Written by R.C. Sproul |
Tuesday, July 25, 2023
Since Paul himself was an expert in rabbinic thought, the conclusion is reached (by a gratuitous leap) that all Paul’s teaching can be made clear by looking at the background of rabbinic teaching that formed Paul’s perspective. Indeed, even the so-called “new perspective” on Paul involves an attempt to reconstruct the old perspective that Paul himself brought to the doctrines of the New Testament, which perspective was basically shaped by rabbinic views. This approach to Pauline interpretation involves two crucial errors.
When I look back over forty years of teaching, I sometimes think I must be the most inarticulate writer and speaker in the history of the world. I wonder about that when I read interpretations of my teaching from the pens of other people, particularly from those who are hostile to what I declare. Frequently the distortions are so great that I cannot recognize my own position in the criticism. It may be helpful in trying to interpret mine or any other teacher’s declarations by looking at their geographical backgrounds. I grew up in the city of Pittsburgh, in a blue-collar environment, yet in a white-collar home, and so one can see that the perspective I have on life will differ from those people who grew up in southern California or Alabama. Nevertheless, to interpret my teachings simply on the basis of my Pittsburgh background would be utter nonsense. My perspective is not identical to every person who ever grew up in Pittsburgh. In like manner, one could examine my educational background and look at the viewpoints of my main mentors. As a student of G.C. Berkouwer in the Netherlands, one can certainly see dimensions of influence on my thought from that theologian. But to identify my general approach in theology to Berkouwer’s would be to distort my own views. It would even be incorrect to identify my theology totally with that of my main mentor, the late John H. Gerstner. The reason for this is that I have had many mentors in addition to those I’ve already mentioned, and also, through my own studies of the Bible and of church history, I have developed some positions that one cannot find in these other people. Still, it may be valuable from time to time to examine the background and education of theologians to get a deeper understanding of their teachings. Such investigation indeed may be beneficial while at the same time perilous.

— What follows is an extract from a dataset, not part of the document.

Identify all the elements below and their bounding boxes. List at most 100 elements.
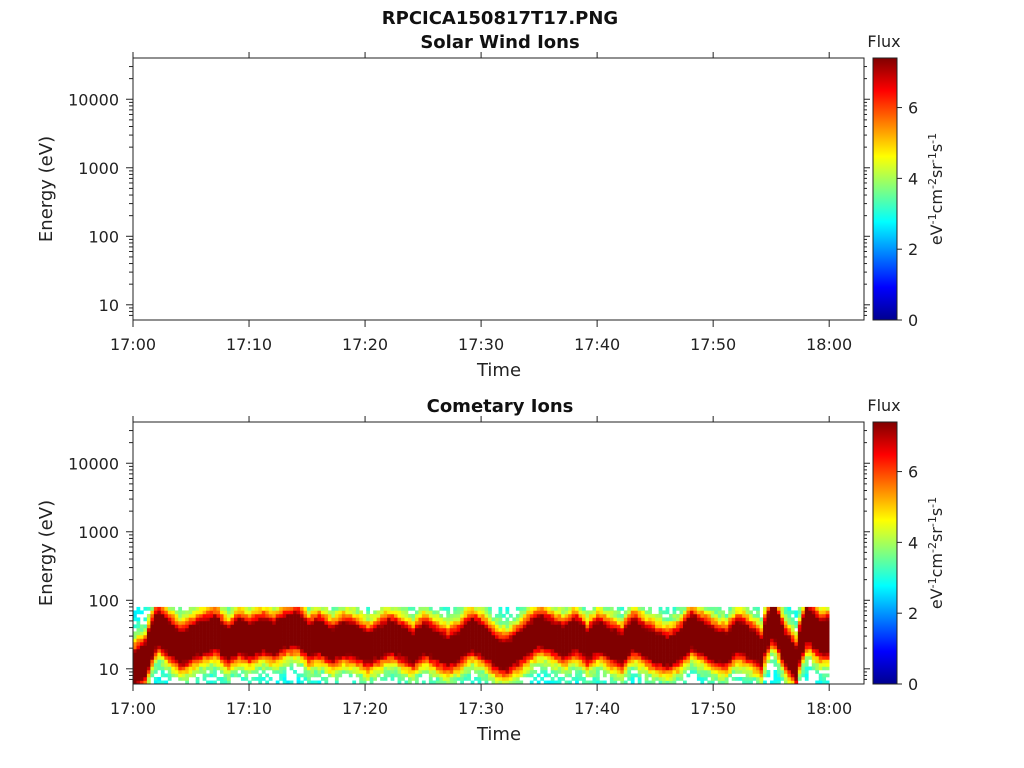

I mentioned my own experience simply to call attention to a much greater issue, one that far transcends how people interpret or misinterpret me, namely, how we go about seeking a correct understanding of the biblical writers in general and for the benefit of this issue of Tabletalk, the teaching of the Apostle Paul in particular. In the New Testament, Paul himself indicates in one of his defenses that he was from Tarsus, which he describes as no mean city. Tarsus was a city that was cosmopolitan in antiquity, and, as a melting pot, it became a place where the exchange of many diverse ideas com-monly took place.